Genome image of a DNA microarray comparison of RNA levels in prototrophic E. coli K-12 strain NCM3722 and MG1655 (CGSC 6300). Strains were grown in LB medium, and expression of the lactose operon was induced in NCM3722 by addition of 100 μM IPTG 25 min before harvest. cDNAs from NCM3722 and MG1655 were labeled with Cy5 (red) or Cy3 (green), respectively, and spots in fluorescence scanning images obtained after hybridization were rearranged in genome order (57, 60). The b number centuries are indicated to the left, and decades are indicated on top.
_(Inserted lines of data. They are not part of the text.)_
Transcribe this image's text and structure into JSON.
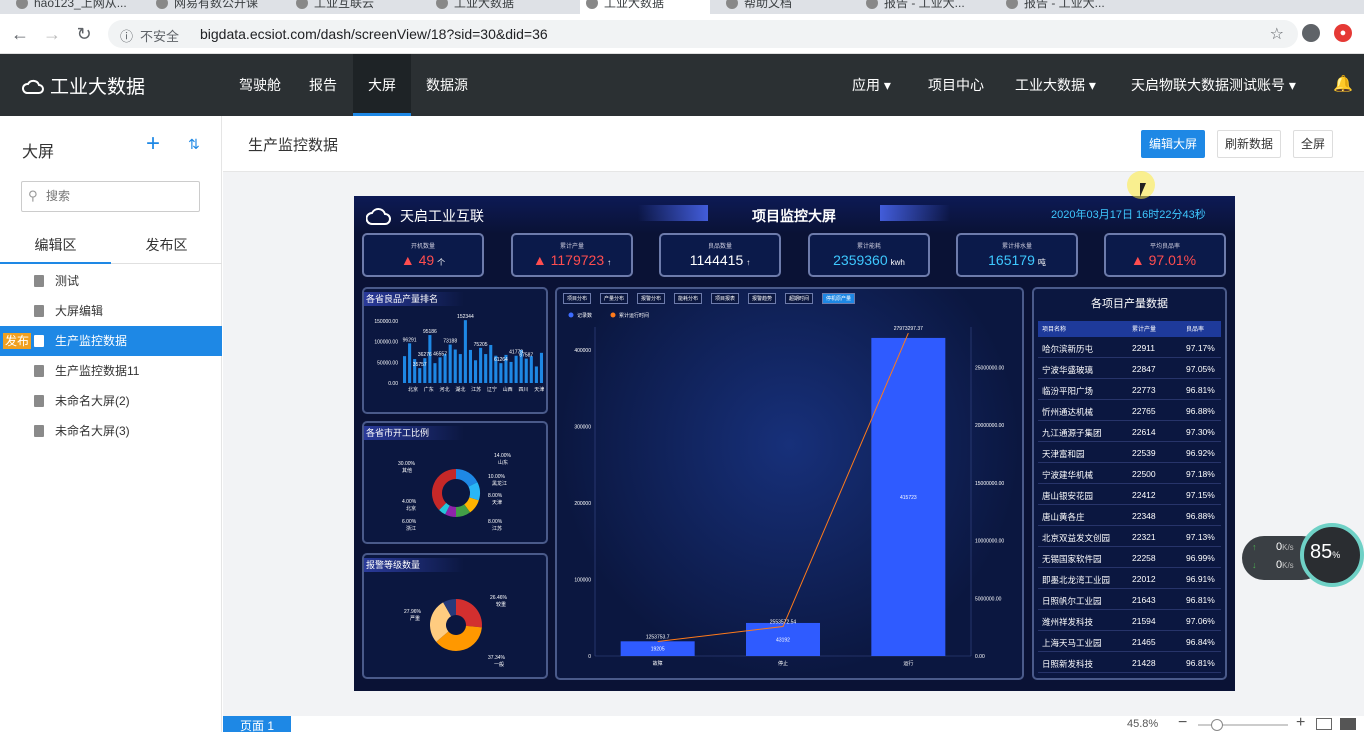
{
  "browser": {
    "tabs": [
      {
        "label": "hao123_上网从...",
        "active": false
      },
      {
        "label": "网易有数公开课",
        "active": false
      },
      {
        "label": "工业互联云",
        "active": false
      },
      {
        "label": "工业大数据",
        "active": false
      },
      {
        "label": "工业大数据",
        "active": true
      },
      {
        "label": "帮助文档",
        "active": false
      },
      {
        "label": "报告 - 工业大...",
        "active": false
      },
      {
        "label": "报告 - 工业大...",
        "active": false
      }
    ],
    "insecure_label": "不安全",
    "url": "bigdata.ecsiot.com/dash/screenView/18?sid=30&did=36"
  },
  "app": {
    "logo": "工业大数据",
    "nav": [
      "驾驶舱",
      "报告",
      "大屏",
      "数据源"
    ],
    "nav_active": "大屏",
    "right_nav": {
      "apps": "应用",
      "project_center": "项目中心",
      "industry": "工业大数据",
      "account": "天启物联大数据测试账号"
    }
  },
  "sidebar": {
    "title": "大屏",
    "search_placeholder": "搜索",
    "tabs": [
      "编辑区",
      "发布区"
    ],
    "publish_badge": "发布",
    "items": [
      "测试",
      "大屏编辑",
      "生产监控数据",
      "生产监控数据11",
      "未命名大屏(2)",
      "未命名大屏(3)"
    ],
    "selected_index": 2
  },
  "content": {
    "title": "生产监控数据",
    "buttons": {
      "edit": "编辑大屏",
      "refresh": "刷新数据",
      "fullscreen": "全屏"
    },
    "page_tab": "页面 1",
    "zoom": "45.8%"
  },
  "dashboard": {
    "brand": "天启工业互联",
    "title": "项目监控大屏",
    "datetime": "2020年03月17日 16时22分43秒",
    "kpis": [
      {
        "label": "开机数量",
        "value": "49",
        "unit": "个",
        "color": "#ff4d4f",
        "arrow": "▲"
      },
      {
        "label": "累计产量",
        "value": "1179723",
        "unit": "↑",
        "color": "#ff4d4f",
        "arrow": "▲"
      },
      {
        "label": "良品数量",
        "value": "1144415",
        "unit": "↑",
        "color": "#ffffff",
        "arrow": ""
      },
      {
        "label": "累计能耗",
        "value": "2359360",
        "unit": "kwh",
        "color": "#3ec8ff",
        "arrow": ""
      },
      {
        "label": "累计排水量",
        "value": "165179",
        "unit": "吨",
        "color": "#3ec8ff",
        "arrow": ""
      },
      {
        "label": "平均良品率",
        "value": "97.01%",
        "unit": "",
        "color": "#ff4d4f",
        "arrow": "▲"
      }
    ],
    "province_title": "各省良品产量排名",
    "province_chart": {
      "y_ticks": [
        "150000.00",
        "100000.00",
        "50000.00",
        "0.00"
      ],
      "max": 150000,
      "bars": [
        65000,
        96000,
        58000,
        36000,
        60000,
        116000,
        48000,
        62000,
        70000,
        93000,
        81000,
        70000,
        152000,
        80000,
        55000,
        85000,
        70000,
        92000,
        66000,
        48000,
        68000,
        51000,
        66000,
        80000,
        59000,
        65000,
        40000,
        73000
      ],
      "labels": [
        {
          "text": "96291",
          "i": 1
        },
        {
          "text": "95186",
          "i": 5
        },
        {
          "text": "73188",
          "i": 9
        },
        {
          "text": "152344",
          "i": 12
        },
        {
          "text": "75205",
          "i": 15
        },
        {
          "text": "67587",
          "i": 24
        },
        {
          "text": "46557",
          "i": 7
        },
        {
          "text": "61264",
          "i": 19
        },
        {
          "text": "35757",
          "i": 3
        },
        {
          "text": "36276",
          "i": 4
        },
        {
          "text": "41779",
          "i": 22
        }
      ],
      "x_labels": [
        "北京",
        "广东",
        "河北",
        "湖北",
        "江苏",
        "辽宁",
        "山西",
        "四川",
        "天津"
      ]
    },
    "city_title": "各省市开工比例",
    "city_pie": [
      {
        "name": "山东",
        "pct": "14.00%",
        "value": 14,
        "color": "#1e88e5"
      },
      {
        "name": "黑龙江",
        "pct": "10.00%",
        "value": 10,
        "color": "#29b6f6"
      },
      {
        "name": "天津",
        "pct": "8.00%",
        "value": 8,
        "color": "#ffb300"
      },
      {
        "name": "江苏",
        "pct": "8.00%",
        "value": 8,
        "color": "#43a047"
      },
      {
        "name": "浙江",
        "pct": "6.00%",
        "value": 6,
        "color": "#8e24aa"
      },
      {
        "name": "北京",
        "pct": "4.00%",
        "value": 4,
        "color": "#26c6da"
      },
      {
        "name": "其他",
        "pct": "30.00%",
        "value": 30,
        "color": "#c62828"
      }
    ],
    "alarm_title": "报警等级数量",
    "alarm_pie": [
      {
        "name": "较重",
        "pct": "26.46%",
        "value": 26.46,
        "color": "#d32f2f"
      },
      {
        "name": "一般",
        "pct": "37.34%",
        "value": 37.34,
        "color": "#ff9800"
      },
      {
        "name": "严重",
        "pct": "27.96%",
        "value": 27.96,
        "color": "#ffcc80"
      },
      {
        "name": "",
        "pct": "",
        "value": 8.24,
        "color": "#263a7a"
      }
    ],
    "main_tabs": [
      "项目分布",
      "产量分布",
      "报警分布",
      "能耗分布",
      "项目报表",
      "报警趋势",
      "超期时间",
      "停机原产量"
    ],
    "main_tab_active": 7,
    "legend": [
      "记录数",
      "累计运行时间"
    ],
    "chart_data": {
      "type": "bar",
      "categories": [
        "故障",
        "停止",
        "运行"
      ],
      "series": [
        {
          "name": "记录数",
          "values": [
            19205,
            43192,
            415723
          ]
        },
        {
          "name": "累计运行时间",
          "values": [
            1253753.7,
            2553572.54,
            27973297.37
          ]
        }
      ],
      "bar_labels": [
        "19205",
        "43192",
        "415723"
      ],
      "line_labels": [
        "1253753.7",
        "2553572.54",
        "27973297.37"
      ],
      "y_left_ticks": [
        "400000",
        "300000",
        "200000",
        "100000",
        "0"
      ],
      "y_right_ticks": [
        "25000000.00",
        "20000000.00",
        "15000000.00",
        "10000000.00",
        "5000000.00",
        "0.00"
      ],
      "ylim_left": [
        0,
        430000
      ],
      "ylim_right": [
        0,
        28500000
      ]
    },
    "project_table": {
      "title": "各项目产量数据",
      "headers": [
        "项目名称",
        "累计产量",
        "良品率"
      ],
      "rows": [
        [
          "哈尔滨新历屯",
          "22911",
          "97.17%"
        ],
        [
          "宁波华盛玻璃",
          "22847",
          "97.05%"
        ],
        [
          "临汾平阳广场",
          "22773",
          "96.81%"
        ],
        [
          "忻州通达机械",
          "22765",
          "96.88%"
        ],
        [
          "九江通源子集团",
          "22614",
          "97.30%"
        ],
        [
          "天津富和园",
          "22539",
          "96.92%"
        ],
        [
          "宁波建华机械",
          "22500",
          "97.18%"
        ],
        [
          "唐山银安花园",
          "22412",
          "97.15%"
        ],
        [
          "唐山黄各庄",
          "22348",
          "96.88%"
        ],
        [
          "北京双益发文创园",
          "22321",
          "97.13%"
        ],
        [
          "无锡国家软件园",
          "22258",
          "96.99%"
        ],
        [
          "即墨北龙湾工业园",
          "22012",
          "96.91%"
        ],
        [
          "日照帆尔工业园",
          "21643",
          "96.81%"
        ],
        [
          "潍州祥发科技",
          "21594",
          "97.06%"
        ],
        [
          "上海天马工业园",
          "21465",
          "96.84%"
        ],
        [
          "日照新发科技",
          "21428",
          "96.81%"
        ]
      ]
    }
  },
  "system": {
    "net_up": "0",
    "net_down": "0",
    "net_unit": "K/s",
    "cpu": "85",
    "cpu_unit": "%"
  }
}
Blanks represent b numbers that do not correspond to open reading frames or no longer exist.

FIG. 6.

Aligned genome images of DNA microarrays of MG1655 (CGSC 6300) and prototrophic derivatives of clinical isolates of E. coli. The strains were MG1655 (CGSC 6300), rows 1 and 5; derivative of NCM3601 (a urinary tract isolate), row 2; derivative of NCM3610 (a urinary tract isolate), row 3; derivative of NCM3611 (an intestinal commensal isolate), row 4. They were grown in N⁻C⁻ medium with 0.4% glucose as the carbon source and 5 mM glutamine or 10 mM NH₄Cl as the nitrogen source. The cDNAs from cells grown with glutamine or NH₄Cl were labeled with Cy5 (red) or Cy3 (green), respectively. Operons thought to be in the extended NtrC/Nac regulon (60) that are more highly expressed on glutamine in all strains include glnK-amtB (b0450 to b0451), glnHPQ (b0809 to b0811), potFGHI (b0854 to b0857), ycdGHIJKLM (b1006 to b1012), ydcSTUVW (b1440 to b1444), ddpXABCDE (b1483 to b1488), yeaGH (b1783 to b1784), yedL (b1932), cbl (b1987), nac (b1988), argT (b2310), ygjG (b3073), and glnALG (b3868 to b3870). See text for discussion of other differences in expression. A different print was used for the experiment in row 5 than for the others.

FIG. 7.

Portions of genome images showing expression of the eut operon under two conditions. The borders of the eut operon are indicated (lines), along with the direction of transcription (arrow) and the site of insertion of the cryptic prophage in MG1655 (4). For the experiment in rows 1 and 2, NCM3954, a Eut⁺ derivative of E. coli K-12 strain NCM3722, was grown aerobically on N⁻C⁻ medium with 0.4% glycerol as the carbon source and 10 mM ethanolamine (Cy5 label) or NH₄Cl (Cy3 label) as the nitrogen source. Cultures were supplemented with cyanocobalamin (0.2 μM) in both cases. The images are from two prints present on the same glass slide. Rows 3 and 4, E. coli K-12 strain NCM3722 was grown aerobically on N⁻C⁻ medium with 5 mM ethanolamine plus 5 mM NH₄Cl (indocarbocyanine) or with 10 mM NH₄Cl alone (indodicarbocyanine). Cyanocobalamin (0.2 μM) was present in both cases. See text for discussion of individual genes.